To the extent that the carriers have adequately reserved for these losses, the settlements will not cause a ripple in the D&O insurance industry. But if the insurers are not adequately reserved for these losses, the resolution of these cases potentially could hit the industry as losses mount.
It would be interesting to conduct a survey amongst participants in the D&O insurance industry to find out whether people think that D&O insurers (a) are adequately reserved for these future losses; (b) think they are adequately reserved but will find out in the future they are not adequately reserved; or (c) are not adequately reserved.

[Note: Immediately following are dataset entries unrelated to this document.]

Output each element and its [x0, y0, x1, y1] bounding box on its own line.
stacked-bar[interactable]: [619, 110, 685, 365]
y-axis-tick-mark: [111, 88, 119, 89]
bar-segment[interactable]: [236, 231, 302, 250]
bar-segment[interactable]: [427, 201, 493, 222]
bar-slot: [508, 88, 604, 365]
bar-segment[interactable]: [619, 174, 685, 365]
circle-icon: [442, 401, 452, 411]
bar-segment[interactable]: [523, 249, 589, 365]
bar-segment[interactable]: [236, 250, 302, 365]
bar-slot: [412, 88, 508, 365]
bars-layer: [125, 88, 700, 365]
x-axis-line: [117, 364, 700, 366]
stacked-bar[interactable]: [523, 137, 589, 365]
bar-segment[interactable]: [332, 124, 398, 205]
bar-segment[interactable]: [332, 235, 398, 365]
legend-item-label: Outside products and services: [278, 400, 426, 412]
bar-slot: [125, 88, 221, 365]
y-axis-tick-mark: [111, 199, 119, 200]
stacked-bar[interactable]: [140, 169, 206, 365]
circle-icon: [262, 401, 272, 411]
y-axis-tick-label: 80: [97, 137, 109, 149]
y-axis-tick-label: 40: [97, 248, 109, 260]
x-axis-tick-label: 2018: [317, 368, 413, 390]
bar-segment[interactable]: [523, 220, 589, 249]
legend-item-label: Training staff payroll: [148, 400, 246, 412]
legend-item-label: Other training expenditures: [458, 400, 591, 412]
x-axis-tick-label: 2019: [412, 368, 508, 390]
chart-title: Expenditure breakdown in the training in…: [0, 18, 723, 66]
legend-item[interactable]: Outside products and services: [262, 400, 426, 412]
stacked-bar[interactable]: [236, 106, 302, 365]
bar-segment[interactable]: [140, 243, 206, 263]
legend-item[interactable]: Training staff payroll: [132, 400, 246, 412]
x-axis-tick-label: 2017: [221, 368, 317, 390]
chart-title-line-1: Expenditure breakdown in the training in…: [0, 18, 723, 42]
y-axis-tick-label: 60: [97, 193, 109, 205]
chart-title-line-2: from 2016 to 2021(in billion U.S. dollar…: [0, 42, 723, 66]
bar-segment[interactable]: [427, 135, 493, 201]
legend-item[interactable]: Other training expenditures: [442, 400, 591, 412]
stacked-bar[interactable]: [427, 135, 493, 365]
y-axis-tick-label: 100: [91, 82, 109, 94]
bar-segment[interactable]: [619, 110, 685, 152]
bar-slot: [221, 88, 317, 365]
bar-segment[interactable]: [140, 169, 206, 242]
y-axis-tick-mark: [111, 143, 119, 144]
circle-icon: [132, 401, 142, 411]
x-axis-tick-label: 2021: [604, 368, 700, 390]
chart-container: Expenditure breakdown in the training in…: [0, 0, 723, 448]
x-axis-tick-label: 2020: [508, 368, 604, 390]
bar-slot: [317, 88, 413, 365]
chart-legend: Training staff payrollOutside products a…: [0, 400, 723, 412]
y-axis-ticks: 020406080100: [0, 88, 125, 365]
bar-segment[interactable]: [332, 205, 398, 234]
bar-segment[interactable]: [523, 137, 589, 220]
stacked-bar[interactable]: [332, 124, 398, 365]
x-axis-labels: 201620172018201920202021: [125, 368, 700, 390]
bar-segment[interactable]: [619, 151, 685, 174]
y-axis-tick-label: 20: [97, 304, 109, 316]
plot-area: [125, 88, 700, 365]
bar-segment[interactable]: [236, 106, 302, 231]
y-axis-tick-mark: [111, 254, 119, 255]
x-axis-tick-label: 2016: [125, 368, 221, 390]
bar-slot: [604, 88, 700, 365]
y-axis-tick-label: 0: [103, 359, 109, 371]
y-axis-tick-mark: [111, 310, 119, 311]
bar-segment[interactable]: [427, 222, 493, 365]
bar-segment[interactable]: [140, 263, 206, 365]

A Couple of Interesting Law Firm Memos: A lot of law firm memos cross my desk every day, and not all of them are worth reading. But a couple of memos I recently reviewed were of particular interest.
First, in a December 9, 2010 memo entitled "Directors’ and Officers’ Liability: Shareholder Derivative Litigation Developments" (here), Joseph McLaughlin of the Simpson Thacher law firm summarized important recent judicial developments in federal and Delaware state court shareholder derivative litigation.
Second, in a December 6, 2010 memo entitled "The Board’s Expanded Role in an IPO" (here), David Westenberg of the WilmerHale law firm takes a brief look at the burdens and responsibilities of board of directors of companies that are going public.